I due sposi andarono a nascondere la loro felicità a Belmonte — quella di lui però era un po’ chiusa, esitante, ombrosa, e avea sempre una tinta di melanconia; quella di Adele era franca ed espansiva.

Alberto non avea più rivisto quei luoghi da oltre vent’anni, e ciascun ricordo, ciascuna novella impressione che passava su quell’anima esulcerata, malgrado il grande imperio ch’egli aveva su sè stesso, lo faceva trasalire, Adele se ne avvedeva, e si sentiva più strettamente, più intimamente legata a lui appunto per tutto quel bene ch’ella facevagli. Erano sempre insieme, in carrozza, a cavallo, o a passeggiare pei dintorni. Alberti, quell’uomo tormentato dalla febbre del movimento, perseguitato dalla noia dappertutto, aveva passato delle lunghe ore deliziose, guardando accanto a lei la pioggia che sgocciolava sui vetri, o la fiamma che crepitava nel camino: ogni piccola cosa avea una fisonomia nuova, serena, festosa; le occupazioni più comuni avevano un’attrattiva delicata.

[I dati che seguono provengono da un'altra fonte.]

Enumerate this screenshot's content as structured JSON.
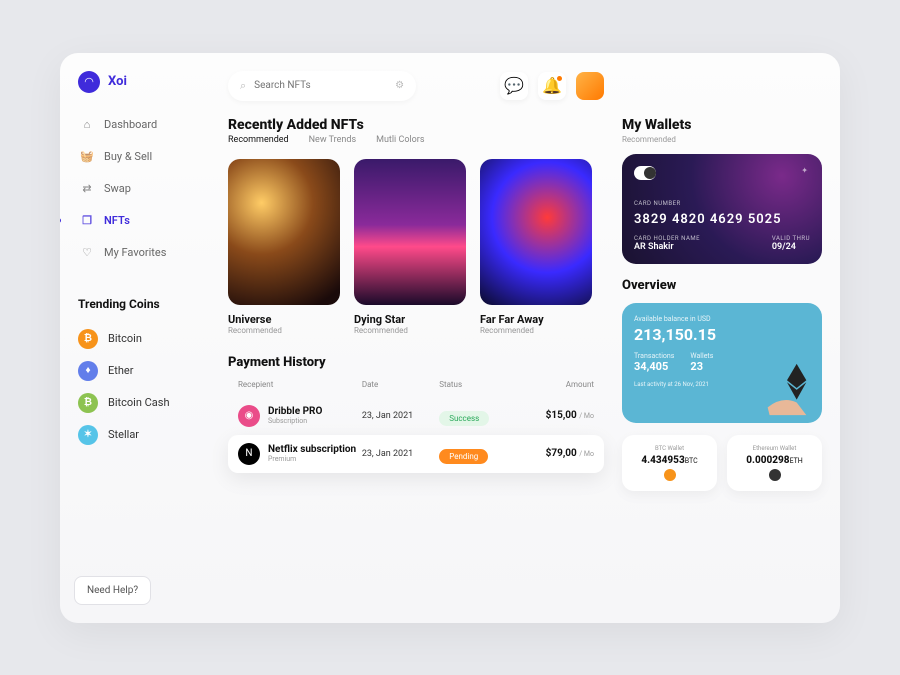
{
  "brand": "Xoi",
  "search_placeholder": "Search NFTs",
  "nav": [
    {
      "label": "Dashboard"
    },
    {
      "label": "Buy & Sell"
    },
    {
      "label": "Swap"
    },
    {
      "label": "NFTs"
    },
    {
      "label": "My Favorites"
    }
  ],
  "trending_head": "Trending Coins",
  "coins": [
    {
      "label": "Bitcoin",
      "color": "#f7931a",
      "sym": "B"
    },
    {
      "label": "Ether",
      "color": "#627eea",
      "sym": "♦"
    },
    {
      "label": "Bitcoin Cash",
      "color": "#8dc351",
      "sym": "B"
    },
    {
      "label": "Stellar",
      "color": "#56c4e8",
      "sym": "✶"
    }
  ],
  "help": "Need Help?",
  "recent": {
    "title": "Recently Added NFTs",
    "tabs": [
      "Recommended",
      "New Trends",
      "Mutli Colors"
    ],
    "items": [
      {
        "name": "Universe",
        "sub": "Recommended"
      },
      {
        "name": "Dying Star",
        "sub": "Recommended"
      },
      {
        "name": "Far Far Away",
        "sub": "Recommended"
      }
    ]
  },
  "wallets": {
    "title": "My Wallets",
    "sub": "Recommended",
    "card": {
      "num_label": "CARD NUMBER",
      "number": "3829 4820 4629 5025",
      "holder_label": "CARD HOLDER NAME",
      "holder": "AR Shakir",
      "valid_label": "VALID THRU",
      "valid": "09/24"
    }
  },
  "overview": {
    "title": "Overview",
    "bal_label": "Available balance in USD",
    "balance": "213,150.15",
    "tx_label": "Transactions",
    "tx": "34,405",
    "w_label": "Wallets",
    "w": "23",
    "activity": "Last activity at 26 Nov, 2021"
  },
  "wboxes": [
    {
      "label": "BTC Wallet",
      "amt": "4.434953",
      "unit": "BTC",
      "color": "#f7931a"
    },
    {
      "label": "Ethereum Wallet",
      "amt": "0.000298",
      "unit": "ETH",
      "color": "#333"
    }
  ],
  "payments": {
    "title": "Payment History",
    "headers": [
      "Recepient",
      "Date",
      "Status",
      "Amount"
    ],
    "rows": [
      {
        "name": "Dribble PRO",
        "sub": "Subscription",
        "date": "23, Jan 2021",
        "status": "Success",
        "status_cls": "success",
        "amt": "$15,00",
        "per": "/ Mo",
        "color": "#ea4c89"
      },
      {
        "name": "Netflix subscription",
        "sub": "Premium",
        "date": "23, Jan 2021",
        "status": "Pending",
        "status_cls": "pending",
        "amt": "$79,00",
        "per": "/ Mo",
        "color": "#e50914"
      }
    ]
  }
}
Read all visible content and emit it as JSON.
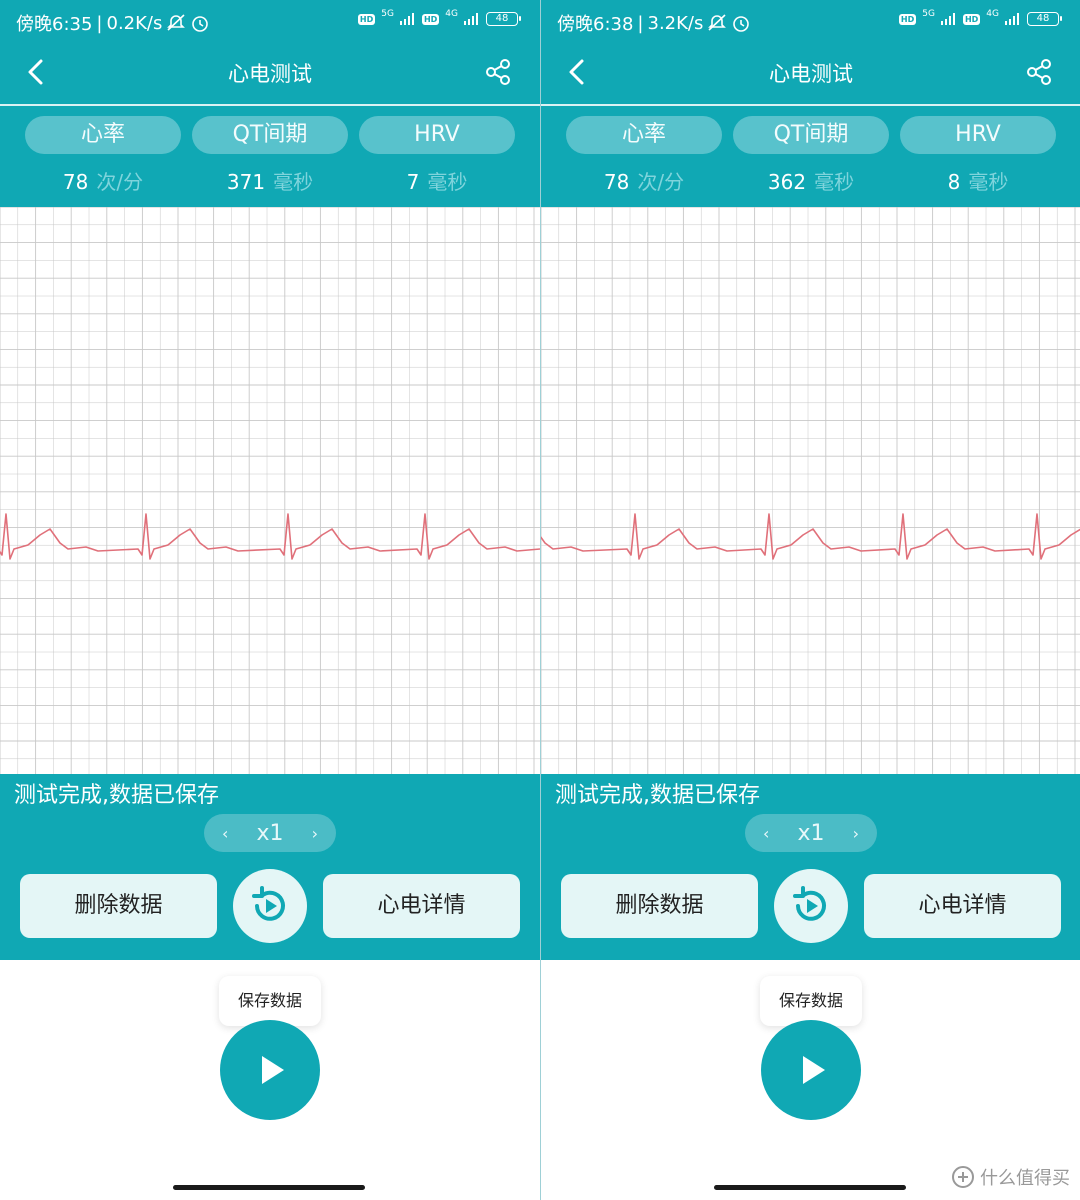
{
  "screens": [
    {
      "status": {
        "time": "傍晚6:35",
        "speed": "0.2K/s",
        "net5g": "5G",
        "net4g": "4G",
        "battery": "48"
      },
      "title": "心电测试",
      "tabs": [
        {
          "label": "心率"
        },
        {
          "label": "QT间期"
        },
        {
          "label": "HRV"
        }
      ],
      "metrics": [
        {
          "value": "78",
          "unit": "次/分"
        },
        {
          "value": "371",
          "unit": "毫秒"
        },
        {
          "value": "7",
          "unit": "毫秒"
        }
      ],
      "message": "测试完成,数据已保存",
      "speed": {
        "prev": "‹",
        "value": "x1",
        "next": "›"
      },
      "delete_label": "删除数据",
      "detail_label": "心电详情",
      "tooltip": "保存数据"
    },
    {
      "status": {
        "time": "傍晚6:38",
        "speed": "3.2K/s",
        "net5g": "5G",
        "net4g": "4G",
        "battery": "48"
      },
      "title": "心电测试",
      "tabs": [
        {
          "label": "心率"
        },
        {
          "label": "QT间期"
        },
        {
          "label": "HRV"
        }
      ],
      "metrics": [
        {
          "value": "78",
          "unit": "次/分"
        },
        {
          "value": "362",
          "unit": "毫秒"
        },
        {
          "value": "8",
          "unit": "毫秒"
        }
      ],
      "message": "测试完成,数据已保存",
      "speed": {
        "prev": "‹",
        "value": "x1",
        "next": "›"
      },
      "delete_label": "删除数据",
      "detail_label": "心电详情",
      "tooltip": "保存数据"
    }
  ],
  "watermark": "什么值得买",
  "colors": {
    "teal": "#10a8b4",
    "ecg": "#e0707a",
    "grid": "#c8c8c8"
  },
  "icons": [
    "back-arrow-icon",
    "share-icon",
    "replay-icon",
    "play-icon",
    "alarm-icon",
    "mute-icon"
  ]
}
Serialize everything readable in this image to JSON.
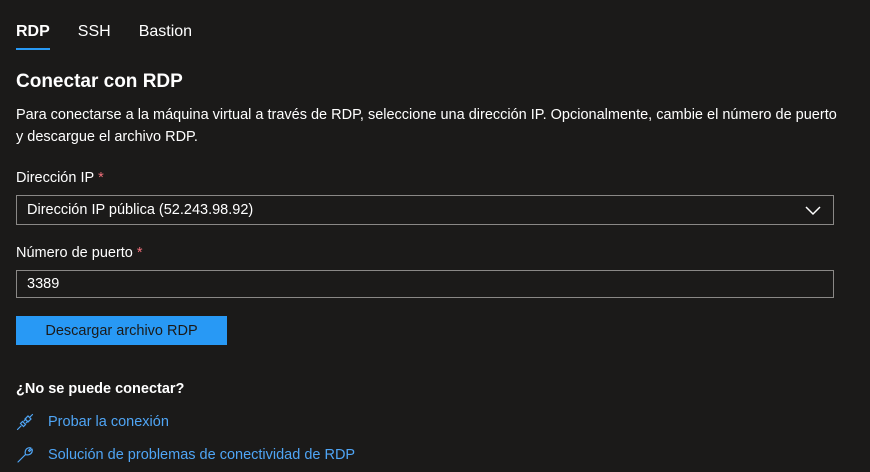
{
  "tabs": [
    {
      "label": "RDP",
      "active": true
    },
    {
      "label": "SSH",
      "active": false
    },
    {
      "label": "Bastion",
      "active": false
    }
  ],
  "section": {
    "title": "Conectar con RDP",
    "description": "Para conectarse a la máquina virtual a través de RDP, seleccione una dirección IP. Opcionalmente, cambie el número de puerto y descargue el archivo RDP."
  },
  "ip_field": {
    "label": "Dirección IP",
    "required_mark": "*",
    "selected": "Dirección IP pública (52.243.98.92)"
  },
  "port_field": {
    "label": "Número de puerto",
    "required_mark": "*",
    "value": "3389"
  },
  "download_button": {
    "label": "Descargar archivo RDP"
  },
  "help": {
    "title": "¿No se puede conectar?",
    "links": [
      {
        "label": "Probar la conexión",
        "icon": "plug-icon"
      },
      {
        "label": "Solución de problemas de conectividad de RDP",
        "icon": "wrench-icon"
      }
    ]
  },
  "colors": {
    "background": "#1b1a19",
    "accent": "#2899f5",
    "link": "#4fa5f5",
    "required": "#f1707b",
    "border": "#8a8886"
  }
}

Egli era andato con lei a rintracciare a passo a passo i luoghi che racchiudevano i ricordi della loro prima giovinezza: quel banco dove avevano provato il primo imbarazzo stando seduti accanto, quella ringhiera appoggiati alla quale avevano litigato e avevano fatto pace per la prima volta, quell’albero dal quale egli avea côlto i primi fiori per lei — e dicevano: — Ti rammenti? A volte questi ti rammenti racchiudevano un dolce rimprovero di certe cattiverie passate, ed erano i più saporiti, i più dolci, li cercavano apposta, come per far risaltare colle ombre il raggio festoso che splendeva su di loro — ridevano e si abbracciavano. Se qualche cosa avea cambiato aspetto, se l’albero era caduto, se il banco era zoppicante, se il giardiniere avea disposto altrimenti l’aiuola, erano delle vere perdite, e dicevano: — Era più bello allora, n’è vero?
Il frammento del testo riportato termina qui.